Capostipite di una serie di invenzioni destinate a improntare di sé la civiltà
contemporanea, la radio segnò una tappa decisiva nel cammino della società di massa
e inaugurò un’era nuova nel campo delle telecomunicazioni. Lo capirono alcuni grandi
gruppi industriali, in particolare i colossi elettrici americani e tedeschi, che puntarono
decisamente sullo sviluppo della radiofonia. E se ne resero conto anche gli uomini
politici, da Roosevelt a Hitler e Mussolini, che affidarono alla radio i loro discorsi più
importanti e di essa si servirono per assicurare ai loro messaggi una diffusione capillare.
Gli anni del trionfo della radio videro anche l’affermazione di un’altra forma di
comunicazione di massa tipica del nostro tempo: il cinema. Verso la fine degli anni ’20,
con l’invenzione del sonoro, il cinema divenne uno spettacolo “completo”, come lo
erano il teatro di prosa o l’opera lirica. Con la differenza che la proiezione di un film,
ripetibile infinite volte, aveva costi incomparabilmente più bassi rispetto a una
rappresentazione teatrale, poteva essere realizzata in qualsiasi locale abbastanza
ampio per contenere uno schermo ed era quindi alla portata di un pubblico vastissimo.

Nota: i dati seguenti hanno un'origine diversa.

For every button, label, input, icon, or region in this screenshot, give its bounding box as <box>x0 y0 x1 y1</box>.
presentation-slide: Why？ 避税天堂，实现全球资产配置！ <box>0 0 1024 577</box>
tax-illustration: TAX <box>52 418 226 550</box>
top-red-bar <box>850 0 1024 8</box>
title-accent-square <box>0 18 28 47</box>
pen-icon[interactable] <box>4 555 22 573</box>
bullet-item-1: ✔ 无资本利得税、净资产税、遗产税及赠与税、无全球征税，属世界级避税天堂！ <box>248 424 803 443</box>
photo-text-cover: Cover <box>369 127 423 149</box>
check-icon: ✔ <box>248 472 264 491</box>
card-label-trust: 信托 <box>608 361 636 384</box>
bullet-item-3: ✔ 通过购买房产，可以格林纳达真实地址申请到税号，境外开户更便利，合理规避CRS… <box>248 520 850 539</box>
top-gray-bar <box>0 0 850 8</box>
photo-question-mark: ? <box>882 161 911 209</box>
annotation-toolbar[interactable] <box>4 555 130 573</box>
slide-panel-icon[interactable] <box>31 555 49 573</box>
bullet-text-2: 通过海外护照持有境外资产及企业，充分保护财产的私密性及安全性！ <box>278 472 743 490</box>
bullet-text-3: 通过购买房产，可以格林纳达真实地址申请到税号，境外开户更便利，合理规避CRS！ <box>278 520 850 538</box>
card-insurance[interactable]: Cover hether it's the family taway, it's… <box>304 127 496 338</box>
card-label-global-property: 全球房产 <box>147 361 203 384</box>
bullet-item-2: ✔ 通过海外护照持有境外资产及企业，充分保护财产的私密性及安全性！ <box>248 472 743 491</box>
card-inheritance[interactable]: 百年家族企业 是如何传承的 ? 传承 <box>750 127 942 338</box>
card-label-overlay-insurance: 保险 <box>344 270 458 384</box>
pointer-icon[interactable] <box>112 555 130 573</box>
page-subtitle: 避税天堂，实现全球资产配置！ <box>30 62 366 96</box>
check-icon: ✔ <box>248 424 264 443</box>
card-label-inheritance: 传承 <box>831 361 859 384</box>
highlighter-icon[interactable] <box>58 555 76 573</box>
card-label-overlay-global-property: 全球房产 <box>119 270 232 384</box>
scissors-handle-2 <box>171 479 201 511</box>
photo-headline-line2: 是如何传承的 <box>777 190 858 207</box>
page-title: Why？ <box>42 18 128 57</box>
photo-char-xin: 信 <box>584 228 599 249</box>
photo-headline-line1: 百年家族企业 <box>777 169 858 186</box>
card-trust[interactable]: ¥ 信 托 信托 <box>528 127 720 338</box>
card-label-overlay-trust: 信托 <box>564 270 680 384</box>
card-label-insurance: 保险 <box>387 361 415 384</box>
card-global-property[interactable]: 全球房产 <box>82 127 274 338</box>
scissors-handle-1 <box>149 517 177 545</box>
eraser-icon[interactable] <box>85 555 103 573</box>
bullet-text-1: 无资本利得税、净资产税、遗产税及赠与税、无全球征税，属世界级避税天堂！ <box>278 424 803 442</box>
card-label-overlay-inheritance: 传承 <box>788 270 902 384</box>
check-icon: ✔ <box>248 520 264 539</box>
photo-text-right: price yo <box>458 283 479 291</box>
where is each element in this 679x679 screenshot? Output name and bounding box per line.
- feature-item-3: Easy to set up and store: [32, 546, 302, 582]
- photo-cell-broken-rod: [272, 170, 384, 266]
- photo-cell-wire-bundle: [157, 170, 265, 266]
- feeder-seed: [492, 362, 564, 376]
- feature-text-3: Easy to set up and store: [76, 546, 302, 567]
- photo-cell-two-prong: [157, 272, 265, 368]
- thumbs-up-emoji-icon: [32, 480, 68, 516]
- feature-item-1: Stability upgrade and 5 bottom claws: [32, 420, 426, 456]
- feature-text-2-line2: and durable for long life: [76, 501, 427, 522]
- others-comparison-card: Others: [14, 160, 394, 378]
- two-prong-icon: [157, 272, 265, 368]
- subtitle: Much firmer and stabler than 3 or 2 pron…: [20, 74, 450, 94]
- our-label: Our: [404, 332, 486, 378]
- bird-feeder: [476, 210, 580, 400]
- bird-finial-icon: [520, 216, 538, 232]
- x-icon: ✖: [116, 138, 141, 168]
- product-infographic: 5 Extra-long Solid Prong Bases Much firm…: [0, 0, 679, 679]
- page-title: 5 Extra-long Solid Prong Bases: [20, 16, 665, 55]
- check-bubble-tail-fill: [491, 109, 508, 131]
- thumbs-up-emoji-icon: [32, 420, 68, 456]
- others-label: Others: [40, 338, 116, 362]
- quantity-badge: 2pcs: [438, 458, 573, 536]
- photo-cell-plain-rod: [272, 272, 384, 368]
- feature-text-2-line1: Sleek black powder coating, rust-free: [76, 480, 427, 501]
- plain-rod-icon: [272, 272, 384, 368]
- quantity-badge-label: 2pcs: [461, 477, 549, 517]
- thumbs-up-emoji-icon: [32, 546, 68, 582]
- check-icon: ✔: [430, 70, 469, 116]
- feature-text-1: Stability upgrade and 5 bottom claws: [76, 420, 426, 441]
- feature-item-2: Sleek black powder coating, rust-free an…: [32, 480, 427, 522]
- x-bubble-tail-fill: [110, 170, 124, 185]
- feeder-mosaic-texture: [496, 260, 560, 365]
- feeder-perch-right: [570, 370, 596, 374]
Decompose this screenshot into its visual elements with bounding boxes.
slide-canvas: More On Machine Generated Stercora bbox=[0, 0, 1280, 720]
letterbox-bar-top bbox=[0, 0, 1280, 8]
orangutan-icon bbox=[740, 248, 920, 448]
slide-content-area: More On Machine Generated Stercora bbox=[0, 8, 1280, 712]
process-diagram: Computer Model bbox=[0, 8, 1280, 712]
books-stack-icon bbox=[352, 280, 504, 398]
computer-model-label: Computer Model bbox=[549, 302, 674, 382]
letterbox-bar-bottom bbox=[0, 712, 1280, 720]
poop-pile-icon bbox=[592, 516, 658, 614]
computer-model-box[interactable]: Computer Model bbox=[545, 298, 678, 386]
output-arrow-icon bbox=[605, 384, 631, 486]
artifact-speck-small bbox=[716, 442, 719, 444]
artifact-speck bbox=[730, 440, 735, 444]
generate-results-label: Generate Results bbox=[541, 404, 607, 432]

Spettacolo popolare per eccellenza, esempio di fusione fra creazione artistica e
prodotto industriale, il cinema non era solo un mezzo di svago. Era anche un veicolo
attraverso cui imporre immagini e personaggi: col boom del cinema nacque il
fenomeno del “divismo” di massa, ossia quel particolare rapporto di attrazione, spesso
ai limiti dell’idolatria, che lega il grande pubblico agli attori più popolari, o meglio alla
loro immagine diffusa dagli schermi. Ma attraverso il cinema si potevano anche
divulgare messaggi ideologici e visioni del mondo: si pensi al ruolo svolto dalla
cinematografia statunitense nel diffondere in tutto il mondo i valori tipici della società
americana: il coraggio, la tecnica, l’ascesa individuale. Una forma di propaganda più
diretta era quella affidata ai cinegiornali d’attualità che venivano proiettati nelle sale
cinematografiche in apertura di spettacolo e svolgevano una funzione complementare
a quella dei notiziari radiofonici.
Lo sviluppo delle comunicazioni di massa non solo cambiò radicalmente i modi di
concepire e di usare il tempo libero, ma ebbe effetti rivoluzionari in tutti i settori
dell’attività umana. Radio e cinema costituivano un formidabile moltiplicatore, capace
di trasformare in spettacolo di massa qualsiasi manifestazione della vita sociale: la
creazione artistica come la competizione sportiva, la cultura come la politica. Furono
soprattutto i regimi autoritari a sfruttare appieno le possibilità insite nei nuovi mezzi di
comunicazione e ad accentuare il lato “spettacolare” delle manifestazioni di massa. Ma
anche nelle democrazie la radio, il cinema e la stampa illustrata contribuirono a
“spettacolarizzare” la competizione politica, a valorizzarne gli aspetti più eclatanti, a
concentrare l’attenzione sulle figure dei leader.